To thrive in business and in life, we must learn to not only embrace change, but to pursue it and learn to capitalize on it. When we pursue change rather than running away from it, we can proactively stay engaged, habitually question the status quo, and ensure that we are staying on top of our game. Here are the top five ways that you can use to help you to let go of your fears and pursue change with abandon:
1. Love Uncertainties - I am a risk-taker, and some even consider me to be a daredevil (while driving around on my Harley, I sometimes feel like one). And while I love uncertainty, I make sure I’m prepared for the risks that I may encounter. For instance, before I bought my Harley 1200 CC Sportster, I gradually worked my way up to driving such a big machine, starting out with a small 200 CC scooter, then graduating to a 500 CC scooter. I also took a motorcycle safety class to help me make the transition from an automatic scooter to a manual clutch motorcycle. When I got the Harley, I also bought the best gear so that I could protect myself in case I took a dive. This still didn’t protect me when my 600 pound Harley fell on me in a simple slide out as I was leaving a parking lot, but I learned and put engine guards on the bike so that it would not fall right on me again. Every time I go out on my Harley, it is an adventure. While I love what I encounter, I make sure that I am as safe as I can be.

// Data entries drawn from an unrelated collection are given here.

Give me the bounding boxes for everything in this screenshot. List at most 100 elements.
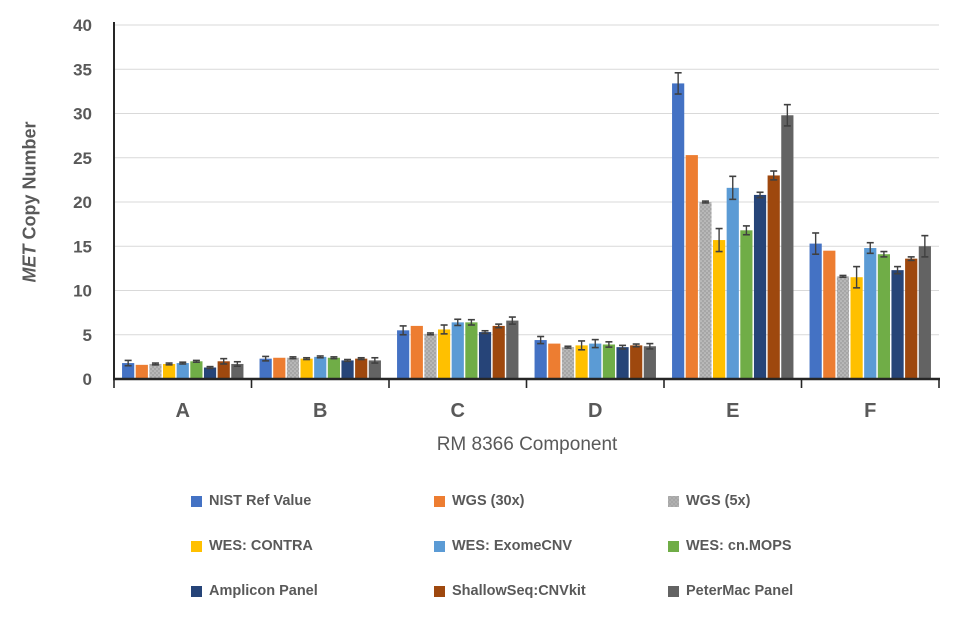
error-bar-shallowseq-cnvkit-D bbox=[632, 343, 640, 348]
bar-wes-contra-D bbox=[575, 345, 588, 379]
error-bar-wes-contra-B bbox=[303, 356, 311, 361]
bar-wes-cn-mops-C bbox=[465, 322, 478, 379]
bar-shallowseq-cnvkit-E bbox=[767, 175, 780, 379]
bar-wgs-30x-E bbox=[685, 155, 698, 379]
bar-nist-ref-value-C bbox=[397, 330, 410, 379]
legend-label-wgs-5x: WGS (5x) bbox=[686, 493, 751, 509]
bar-shallowseq-cnvkit-B bbox=[355, 358, 368, 379]
error-bar-nist-ref-value-B bbox=[262, 355, 270, 362]
error-bar-wes-cn-mops-F bbox=[880, 250, 888, 258]
bar-petermac-panel-F bbox=[918, 246, 931, 379]
x-axis-title: RM 8366 Component bbox=[436, 434, 618, 455]
legend-swatch-wes-exomecnv bbox=[434, 540, 445, 552]
legend-swatch-shallowseq-cnvkit bbox=[434, 585, 445, 597]
error-bar-wes-cn-mops-B bbox=[330, 356, 338, 360]
legend-item-nist-ref-value: NIST Ref Value bbox=[191, 492, 434, 510]
bar-shallowseq-cnvkit-F bbox=[905, 258, 918, 379]
bar-wes-exomecnv-A bbox=[176, 363, 189, 379]
bar-amplicon-panel-A bbox=[203, 367, 217, 379]
error-bar-nist-ref-value-C bbox=[399, 325, 407, 336]
bar-petermac-panel-C bbox=[506, 320, 519, 379]
x-category-label-B: B bbox=[313, 400, 327, 422]
legend-swatch-wes-cn-mops bbox=[668, 540, 679, 552]
error-bar-wes-exomecnv-E bbox=[729, 175, 737, 201]
bar-wes-cn-mops-F bbox=[877, 254, 890, 379]
bar-wes-contra-B bbox=[300, 358, 313, 379]
legend-item-wes-exomecnv: WES: ExomeCNV bbox=[434, 537, 668, 555]
bar-wes-contra-A bbox=[163, 363, 176, 379]
error-bar-amplicon-panel-F bbox=[894, 265, 902, 275]
x-category-label-C: C bbox=[451, 400, 465, 422]
bar-wes-exomecnv-B bbox=[314, 356, 327, 379]
bar-wes-contra-E bbox=[713, 240, 726, 379]
error-bar-wgs-5x-D bbox=[564, 345, 572, 349]
error-bar-wgs-5x-F bbox=[839, 274, 847, 279]
bar-nist-ref-value-D bbox=[534, 340, 547, 379]
legend-label-wes-exomecnv: WES: ExomeCNV bbox=[452, 538, 573, 554]
bar-wgs-30x-F bbox=[823, 250, 836, 379]
bar-shallowseq-cnvkit-D bbox=[630, 345, 643, 379]
error-bar-petermac-panel-F bbox=[921, 234, 929, 258]
error-bar-wes-cn-mops-A bbox=[192, 359, 200, 363]
bar-amplicon-panel-E bbox=[753, 194, 767, 379]
error-bar-amplicon-panel-E bbox=[756, 191, 764, 199]
bar-petermac-panel-A bbox=[231, 363, 244, 379]
y-tick-label-35: 35 bbox=[73, 60, 92, 79]
bar-wes-cn-mops-A bbox=[190, 361, 203, 379]
bar-petermac-panel-B bbox=[368, 360, 381, 379]
legend-swatch-petermac-panel bbox=[668, 585, 679, 597]
error-bar-petermac-panel-D bbox=[646, 342, 654, 350]
y-tick-label-10: 10 bbox=[73, 282, 92, 301]
legend-swatch-wes-contra bbox=[191, 540, 202, 552]
error-bar-nist-ref-value-A bbox=[124, 359, 132, 367]
error-bar-wgs-5x-B bbox=[289, 356, 297, 360]
x-category-label-A: A bbox=[176, 400, 190, 422]
bar-nist-ref-value-F bbox=[809, 243, 822, 379]
error-bar-wes-contra-D bbox=[578, 340, 586, 351]
bar-wgs-5x-E bbox=[699, 202, 712, 379]
error-bar-wgs-5x-C bbox=[426, 332, 434, 336]
y-tick-label-20: 20 bbox=[73, 193, 92, 212]
error-bar-wes-cn-mops-C bbox=[467, 318, 475, 326]
error-bar-wes-exomecnv-F bbox=[866, 241, 874, 255]
bar-wes-exomecnv-E bbox=[726, 187, 739, 379]
bar-wgs-5x-A bbox=[149, 363, 162, 379]
legend-label-shallowseq-cnvkit: ShallowSeq:CNVkit bbox=[452, 583, 586, 599]
y-tick-label-25: 25 bbox=[73, 149, 92, 168]
error-bar-wgs-5x-A bbox=[151, 362, 159, 366]
legend-label-wes-cn-mops: WES: cn.MOPS bbox=[686, 538, 792, 554]
bar-wes-cn-mops-D bbox=[602, 344, 615, 379]
bar-shallowseq-cnvkit-A bbox=[217, 361, 230, 379]
error-bar-nist-ref-value-E bbox=[674, 71, 682, 95]
error-bar-amplicon-panel-D bbox=[619, 344, 627, 350]
error-bar-petermac-panel-E bbox=[783, 103, 791, 127]
legend-label-wgs-30x: WGS (30x) bbox=[452, 493, 525, 509]
error-bar-nist-ref-value-F bbox=[812, 232, 820, 256]
legend-item-wgs-30x: WGS (30x) bbox=[434, 492, 668, 510]
bar-wes-exomecnv-C bbox=[451, 322, 464, 379]
error-bar-amplicon-panel-C bbox=[481, 329, 489, 335]
plot-area: 0 5 10 15 20 25 30 35 40 A B C D E F bbox=[73, 16, 940, 422]
bar-wes-contra-C bbox=[438, 329, 451, 379]
error-bar-shallowseq-cnvkit-A bbox=[220, 357, 228, 365]
bar-wgs-30x-B bbox=[273, 357, 286, 379]
bar-wes-contra-F bbox=[850, 277, 863, 379]
bar-wes-cn-mops-B bbox=[327, 357, 340, 379]
legend-label-nist-ref-value: NIST Ref Value bbox=[209, 493, 312, 509]
error-bar-wes-exomecnv-C bbox=[454, 318, 462, 327]
error-bar-shallowseq-cnvkit-E bbox=[770, 170, 778, 181]
bar-amplicon-panel-D bbox=[616, 347, 629, 379]
error-bar-wes-contra-E bbox=[715, 227, 723, 253]
error-bar-amplicon-panel-A bbox=[206, 365, 214, 370]
y-tick-label-40: 40 bbox=[73, 16, 92, 35]
error-bar-wes-exomecnv-B bbox=[316, 355, 324, 359]
bar-amplicon-panel-F bbox=[891, 270, 904, 379]
error-bar-wes-cn-mops-E bbox=[742, 225, 750, 236]
legend-item-wgs-5x: WGS (5x) bbox=[668, 492, 908, 510]
x-category-label-F: F bbox=[864, 400, 876, 422]
legend-item-amplicon-panel: Amplicon Panel bbox=[191, 582, 434, 600]
bar-wgs-30x-D bbox=[548, 343, 561, 379]
legend-swatch-wgs-5x bbox=[668, 495, 679, 507]
error-bar-wes-exomecnv-A bbox=[179, 361, 187, 365]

Life is filled with uncertainties. To fully embrace life, I love uncertainties; they test my metal when I get into situations where I have to figure out new, creative ways to maneuver through them to a successful outcome. Time and time again, I discover, much to my delight, that the riskier the situation, the more uncertainties there are, and the greater the rewards.

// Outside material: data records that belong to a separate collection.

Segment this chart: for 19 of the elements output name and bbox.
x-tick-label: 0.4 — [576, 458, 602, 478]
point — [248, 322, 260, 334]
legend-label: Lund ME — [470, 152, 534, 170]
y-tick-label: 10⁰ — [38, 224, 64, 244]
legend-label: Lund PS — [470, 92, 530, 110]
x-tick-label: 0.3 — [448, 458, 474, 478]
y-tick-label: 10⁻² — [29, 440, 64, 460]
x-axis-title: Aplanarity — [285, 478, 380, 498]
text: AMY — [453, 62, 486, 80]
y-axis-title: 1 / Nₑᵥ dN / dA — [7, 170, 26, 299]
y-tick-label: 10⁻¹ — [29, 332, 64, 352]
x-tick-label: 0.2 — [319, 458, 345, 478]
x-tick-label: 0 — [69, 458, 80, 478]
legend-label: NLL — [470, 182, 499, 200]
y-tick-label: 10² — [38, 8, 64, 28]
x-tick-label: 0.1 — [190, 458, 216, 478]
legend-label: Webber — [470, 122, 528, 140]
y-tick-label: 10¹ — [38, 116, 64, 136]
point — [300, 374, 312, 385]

2. Accept your Internal Strength to Weather Change. One of the biggest reasons why people fear change is because they think, “Maybe I can’t handle this new situation.” The reality is that human beings are pretty darn adaptable. If you’ve ever jumped into a pool of really cold water, you probably felt a terrible shock at first, and thought, “This was a terrible idea – why did I just do that?” That is our physical reaction to change – your body was shocked from the cold water and, at first, rejected it. Then, as you swam around, the temperature began to feel invigorating and it turned into a great experience – one that proved your internal strength.

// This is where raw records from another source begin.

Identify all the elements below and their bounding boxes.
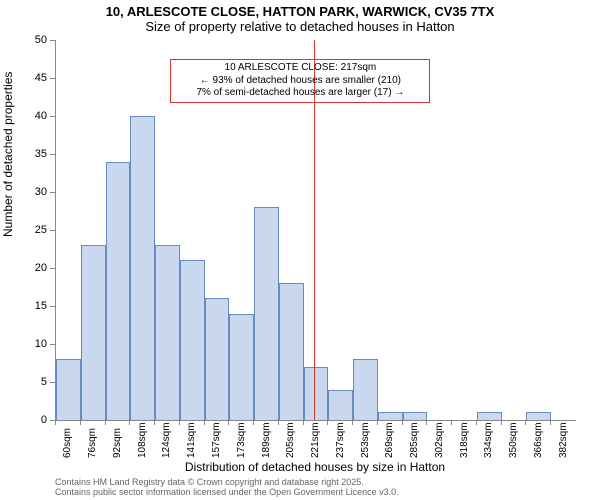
y-tick-label: 30	[35, 186, 47, 198]
x-tick-mark	[525, 420, 526, 425]
histogram-bar	[106, 162, 131, 420]
x-tick-mark	[129, 420, 130, 425]
x-tick-mark	[426, 420, 427, 425]
x-tick-label: 269sqm	[384, 422, 395, 458]
x-tick-mark	[377, 420, 378, 425]
x-tick-mark	[451, 420, 452, 425]
x-tick-mark	[303, 420, 304, 425]
chart-title-line1: 10, ARLESCOTE CLOSE, HATTON PARK, WARWIC…	[0, 4, 600, 19]
x-tick-label: 302sqm	[434, 422, 445, 458]
y-tick-label: 15	[35, 300, 47, 312]
y-tick-label: 40	[35, 110, 47, 122]
chart-title-block: 10, ARLESCOTE CLOSE, HATTON PARK, WARWIC…	[0, 0, 600, 34]
x-tick-label: 124sqm	[161, 422, 172, 458]
x-tick-label: 76sqm	[87, 428, 98, 458]
annotation-line: ← 93% of detached houses are smaller (21…	[175, 75, 425, 88]
y-tick-label: 25	[35, 224, 47, 236]
histogram-bar	[477, 412, 502, 420]
x-tick-label: 108sqm	[137, 422, 148, 458]
x-tick-label: 173sqm	[236, 422, 247, 458]
histogram-bar	[180, 260, 205, 420]
histogram-bar	[81, 245, 106, 420]
annotation-box: 10 ARLESCOTE CLOSE: 217sqm← 93% of detac…	[170, 59, 430, 103]
x-tick-label: 189sqm	[261, 422, 272, 458]
y-tick-label: 50	[35, 34, 47, 46]
x-tick-label: 92sqm	[112, 428, 123, 458]
chart-title-line2: Size of property relative to detached ho…	[0, 19, 600, 34]
histogram-bar	[526, 412, 551, 420]
x-tick-mark	[327, 420, 328, 425]
histogram-bar	[328, 390, 353, 420]
x-tick-mark	[55, 420, 56, 425]
histogram-chart: 10, ARLESCOTE CLOSE, HATTON PARK, WARWIC…	[0, 0, 600, 500]
x-tick-label: 350sqm	[508, 422, 519, 458]
x-tick-mark	[228, 420, 229, 425]
histogram-bar	[279, 283, 304, 420]
y-axis: 05101520253035404550	[0, 40, 55, 420]
histogram-bar	[353, 359, 378, 420]
plot-area: 10 ARLESCOTE CLOSE: 217sqm← 93% of detac…	[55, 40, 576, 421]
x-tick-mark	[253, 420, 254, 425]
x-tick-label: 382sqm	[558, 422, 569, 458]
histogram-bar	[130, 116, 155, 420]
footer-line2: Contains public sector information licen…	[55, 488, 399, 498]
x-tick-label: 157sqm	[211, 422, 222, 458]
x-tick-mark	[352, 420, 353, 425]
x-tick-label: 334sqm	[483, 422, 494, 458]
x-tick-label: 221sqm	[310, 422, 321, 458]
x-tick-mark	[278, 420, 279, 425]
footer-attribution: Contains HM Land Registry data © Crown c…	[55, 478, 399, 498]
x-tick-label: 366sqm	[533, 422, 544, 458]
x-tick-mark	[154, 420, 155, 425]
histogram-bar	[378, 412, 403, 420]
x-tick-label: 205sqm	[285, 422, 296, 458]
x-tick-mark	[179, 420, 180, 425]
histogram-bar	[155, 245, 180, 420]
x-axis-title: Distribution of detached houses by size …	[55, 460, 575, 474]
x-tick-mark	[204, 420, 205, 425]
x-tick-mark	[80, 420, 81, 425]
x-tick-label: 285sqm	[409, 422, 420, 458]
histogram-bar	[254, 207, 279, 420]
x-tick-mark	[550, 420, 551, 425]
annotation-line: 10 ARLESCOTE CLOSE: 217sqm	[175, 62, 425, 75]
x-tick-mark	[501, 420, 502, 425]
y-tick-label: 35	[35, 148, 47, 160]
x-tick-label: 60sqm	[62, 428, 73, 458]
y-tick-label: 45	[35, 72, 47, 84]
histogram-bar	[229, 314, 254, 420]
y-tick-label: 0	[41, 414, 47, 426]
y-tick-label: 10	[35, 338, 47, 350]
x-tick-label: 318sqm	[459, 422, 470, 458]
histogram-bar	[403, 412, 428, 420]
x-tick-label: 253sqm	[360, 422, 371, 458]
x-tick-label: 141sqm	[186, 422, 197, 458]
histogram-bar	[304, 367, 329, 420]
x-tick-mark	[105, 420, 106, 425]
histogram-bar	[205, 298, 230, 420]
x-tick-mark	[402, 420, 403, 425]
histogram-bar	[56, 359, 81, 420]
annotation-line: 7% of semi-detached houses are larger (1…	[175, 87, 425, 100]
y-tick-label: 5	[41, 376, 47, 388]
x-tick-mark	[476, 420, 477, 425]
x-tick-label: 237sqm	[335, 422, 346, 458]
y-tick-label: 20	[35, 262, 47, 274]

The pool water did not change – you became accustomed to the temperature. Instead of resisting these types of experiences, try to find every “cold pool” (figuratively speaking) within your reach, and dive in. These cold pools in our life come in many different forms: reorganized division at work, a move to a new town, or a new group of friends. While you may fear jumping in the cold pool that you are facing, know that you can handle it, and more than that, know that you will thrive and be glad that you jumped into it in the first place.
3. Tackle Tiny Fears. Our minds are pattern-seeking, habit-forming, information-processing machines. Whether we are conscious of it or not, every day we are programming ourselves in ways that can either empower or disempower.
If you have a strong change-fear connection, here is an easy way to start to reprogram your mind for a different response pattern: Each day, do something small that frightens you just a bit. Maybe talk to your boss about that trip you want to take this summer, but are afraid to bring up. Or present your change idea to your team of colleagues that you have been too afraid to talk about due to fear of rejection. By tackling these small fears, you will realize that the thought of the action itself is more fearful and stressful than the actual action. This is how change is as well. When you can see your fear for what it is (oftentimes over-exaggerated), you can better pursue change in a way that helps you grow personally and professionally.
4. Communicate Through Change. We tend to fear what we don’t understand. If you are the one initiating a change, make sure to communicate the purpose of the change to all stakeholders, and get their buy-in. Conversely, if you don’t understand why something has to change, don’t be complacent; ask questions until you get the answer. When we have a clear understanding of why someone is pursuing change, we can better get behind the change effort.
5. Stay Positive. When considering whether or not to pursue change and the subsequent unknown outcome, we are faced with a risk that this outcome might be bad. What we often overlook is that the outcome may very well be an improved condition over the previous state from before the change. Being positive will not only help ease your fears, but will also help a positive outcome actually occur as it will free you from “fear paralysis” and will help you to pursue positive change.
Project Managers – pursue change in your life today! Whether it is in your personal or professional realm, you can make great waves when you are one of the few people that not only accepts change, but proactively pursues change to create better outcomes for everyone. “Business as usual” has never produced greatness. Push the boundaries of what is possible, and discover true greatness when you actively pursue change.